Environmental and Energy Law Update
        A blog from the attorneys of Verrill

        Mitigating Impacts of Solar Development on High Value Agricultural Land

        by Juliet T. Browne on April 21, 2025

        The Maine Department of Agriculture, Conservation and Forestry issued final rules on Permitting Solar Energy Developments on High Value-Agricultural Land, with an effective date of April 20, 2025 (the “Rule”). The Rule implements the requirement in “An Act Regarding Compensation Fees and Related Conservation Efforts to Protect Soils and Wildlife and Fisheries Habitat from Solar and Wind Energy Development and High-Impact Electrical Transmission Lines” to establish permitting and compensation requirements for solar energy developments located on high-value agricultural land. The Rule defines high-value agricultural land (HVAL), establishes tiers of value with variable compensation amounts depending on the value and extent of impacts to such land, and defines dual-use agricultural and solar production and establishes credits for and monitoring and reporting requirements for obtaining credits for such dual use.

        The Rule applies to solar energy developments that occupy an area of five acres or more, are wholly or partially on HVAL, and start construction after September 1, 2024. HVAL is land that has physical attributes that indicate high suitability for agriculture, including one or more contiguous acres of land that constitutes field-surveyed prime farmland or farmland of statewide importance and blueberry barrens. It excludes forest land, certain contaminated lands, and areas with built infrastructure such as roads and other alterations that make the land unfit for agricultural purposes. Start of construction includes not only traditional activities such as tree clearing, vegetation removal, and grading, but also possession of site control, which in turn includes ownership, leasehold or easement interests, options to acquire a license, leasehold or easement interest, as well as filed applications.

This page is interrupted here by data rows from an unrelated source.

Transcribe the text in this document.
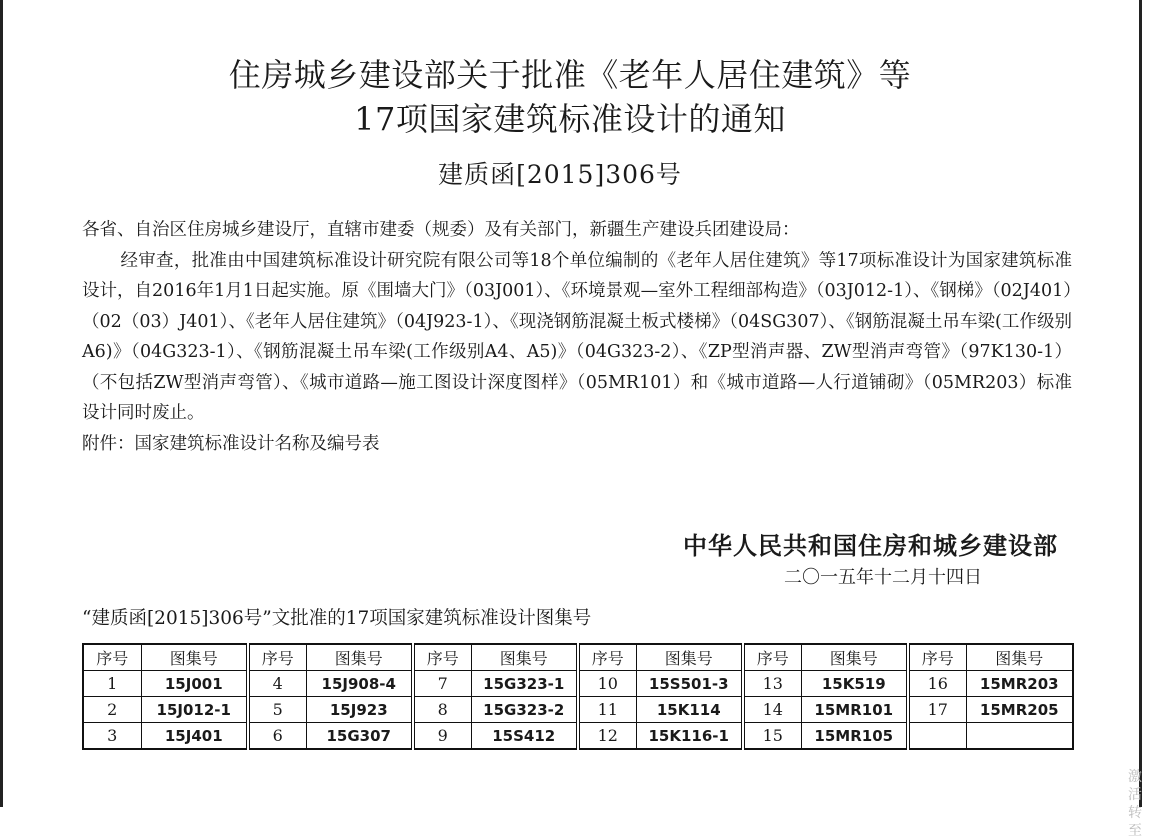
住房城乡建设部关于批准《老年人居住建筑》等
17项国家建筑标准设计的通知
建质函[2015]306号

各省、自治区住房城乡建设厅，直辖市建委（规委）及有关部门，新疆生产建设兵团建设局：

经审查，批准由中国建筑标准设计研究院有限公司等18个单位编制的《老年人居住建筑》等17项标准设计为国家建筑标准设计，自2016年1月1日起实施。原《围墙大门》（03J001）、《环境景观—室外工程细部构造》（03J012-1）、《钢梯》（02J401）（02（03）J401）、《老年人居住建筑》（04J923-1）、《现浇钢筋混凝土板式楼梯》（04SG307）、《钢筋混凝土吊车梁(工作级别A6)》（04G323-1）、《钢筋混凝土吊车梁(工作级别A4、A5)》（04G323-2）、《ZP型消声器、ZW型消声弯管》（97K130-1）（不包括ZW型消声弯管）、《城市道路—施工图设计深度图样》（05MR101）和《城市道路—人行道铺砌》（05MR203）标准设计同时废止。

附件：国家建筑标准设计名称及编号表

中华人民共和国住房和城乡建设部
二〇一五年十二月十四日
“建质函[2015]306号”文批准的17项国家建筑标准设计图集号
序号	图集号	序号	图集号	序号	图集号	序号	图集号	序号	图集号	序号	图集号
1	15J001	4	15J908-4	7	15G323-1	10	15S501-3	13	15K519	16	15MR203
2	15J012-1	5	15J923	8	15G323-2	11	15K114	14	15MR101	17	15MR205
3	15J401	6	15G307	9	15S412	12	15K116-1	15	15MR105		
激活转至
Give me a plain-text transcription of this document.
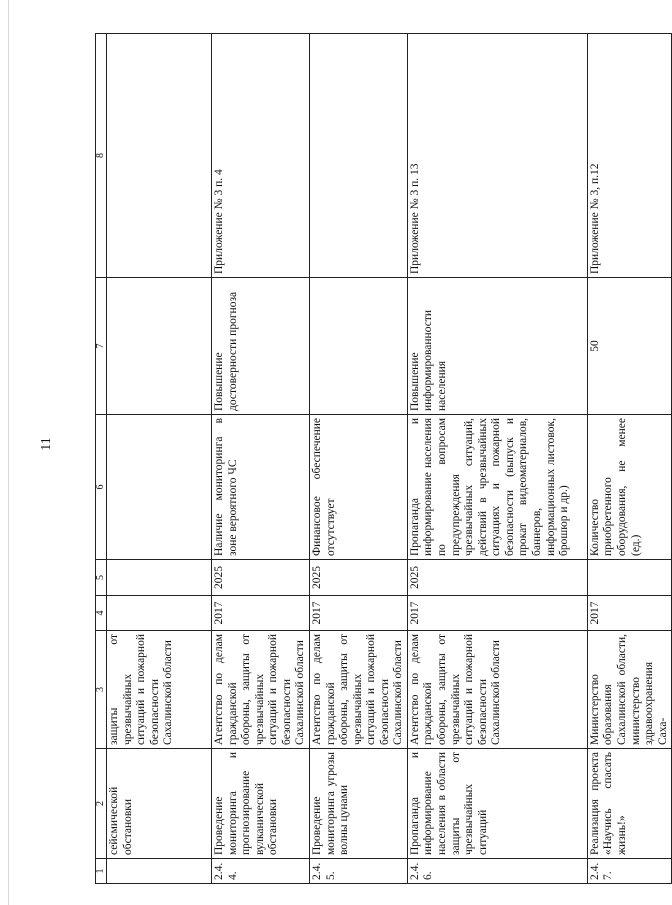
11
1	2	3	4	5	6	7	8
	сейсмической обстановки	защиты от чрезвычайных ситуаций и пожарной безопасности Сахалинской области					
2.4.4.	Проведение мониторинга и прогнозирование вулканической обстановки	Агентство по делам гражданской обороны, защиты от чрезвычайных ситуаций и пожарной безопасности Сахалинской области	2017	2025	Наличие мониторинга в зоне вероятного ЧС	Повышение достоверности прогноза	Приложение № 3 п. 4
2.4.5.	Проведение мониторинга угрозы волны цунами	Агентство по делам гражданской обороны, защиты от чрезвычайных ситуаций и пожарной безопасности Сахалинской области	2017	2025	Финансовое обеспечение отсутствует		
2.4.6.	Пропаганда и информирование населения в области защиты от чрезвычайных ситуаций	Агентство по делам гражданской обороны, защиты от чрезвычайных ситуаций и пожарной безопасности Сахалинской области	2017	2025	Пропаганда и информирование населения по вопросам предупреждения чрезвычайных ситуаций, действий в чрезвычайных ситуациях и пожарной безопасности (выпуск и прокат видеоматериалов, баннеров, информационных листовок, брошюр и др.)	Повышение информированности населения	Приложение № 3 п. 13
2.4.7.	Реализация проекта «Научись спасать жизнь!»	Министерство образования Сахалинской области, министерство здравоохранения Саха-	2017		Количество приобретенного оборудования, не менее (ед.)	50	Приложение № 3, п.12
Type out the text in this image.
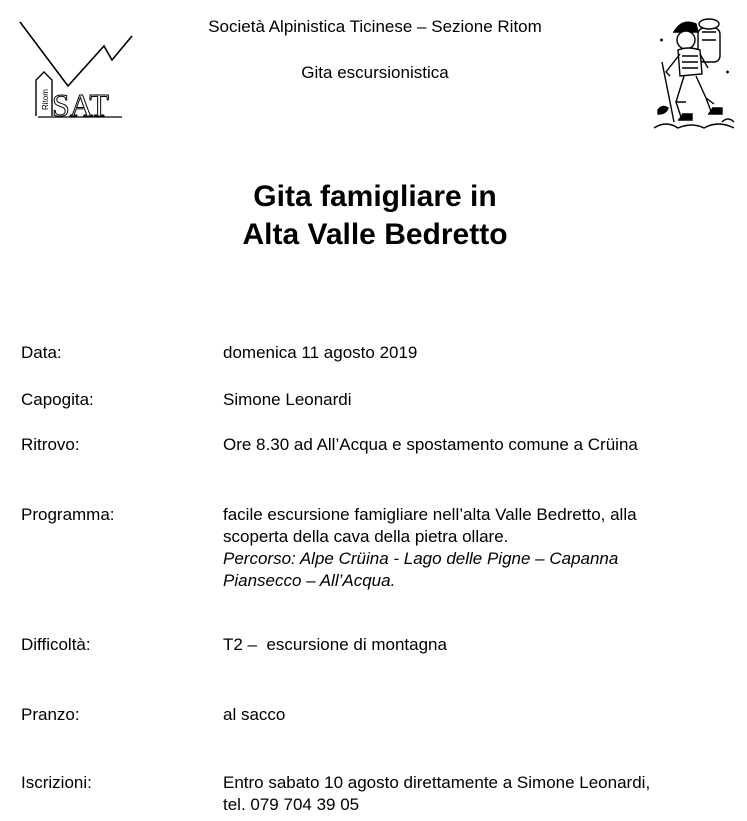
Ritom SAT
Società Alpinistica Ticinese – Sezione Ritom
Gita escursionistica
Gita famigliare in
Alta Valle Bedretto
Data:	domenica 11 agosto 2019
Capogita:	Simone Leonardi
Ritrovo:	Ore 8.30 ad All’Acqua e spostamento comune a Crüina
Programma:	facile escursione famigliare nell’alta Valle Bedretto, alla
scoperta della cava della pietra ollare.
Percorso: Alpe Crüina - Lago delle Pigne – Capanna
Piansecco – All’Acqua.
Difficoltà:	T2 –  escursione di montagna
Pranzo:	al sacco
Iscrizioni:	Entro sabato 10 agosto direttamente a Simone Leonardi,
tel. 079 704 39 05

        For projects under 20 acres, there is a streamlined permit by rule process. For projects 20 acres and above, an individual permit is required. The permit application requires a demonstration that impacts to HVAL have been avoided or minimized to the extent practicable and, for projects requiring an individual permit, compensation for impacts to HVAL. Even if a project fails to demonstrate that it has avoided and minimized impacts to HVAL to the maximum extent practicable, it may pay an increased fee (110% of the otherwise calculated amount) in lieu of issuance of a permit denial.

        The compensation ratios differ from a low of 0.5 to 1.0 per acre of impact to 2.0 to 1.0 per acre of impact, depending on the value of the HVAL (prime farmland, farmland of statewide importance, and blueberry barrens), whether the land meets the definition of “active farmland”, varying discounts for dual use that accommodates continued agricultural use, and assessment of the impact of the project on “farm viability”. A higher compensation ratio of 8.0 to 1.0 per acre of impact applies to projects that are in one of top six counties facing high conversion pressure but only if the land is either prime farmland or farmland of statewide significance, is active farmland, the project is not engaged in certain dual use activities, and the land occupies more than 20% of the farm operation land. There is also an option to pay a higher mitigation ratio and forego the requirement to conduct a field-based survey and other application requirements.

        The Maine Department of Environmental Protection (DEP) is responsible for implementing the mitigation program, including calculating and collecting compensation fees.

        More information, including referenced guidance material, is available on the Maine DACF Solar Siting Resource Hub.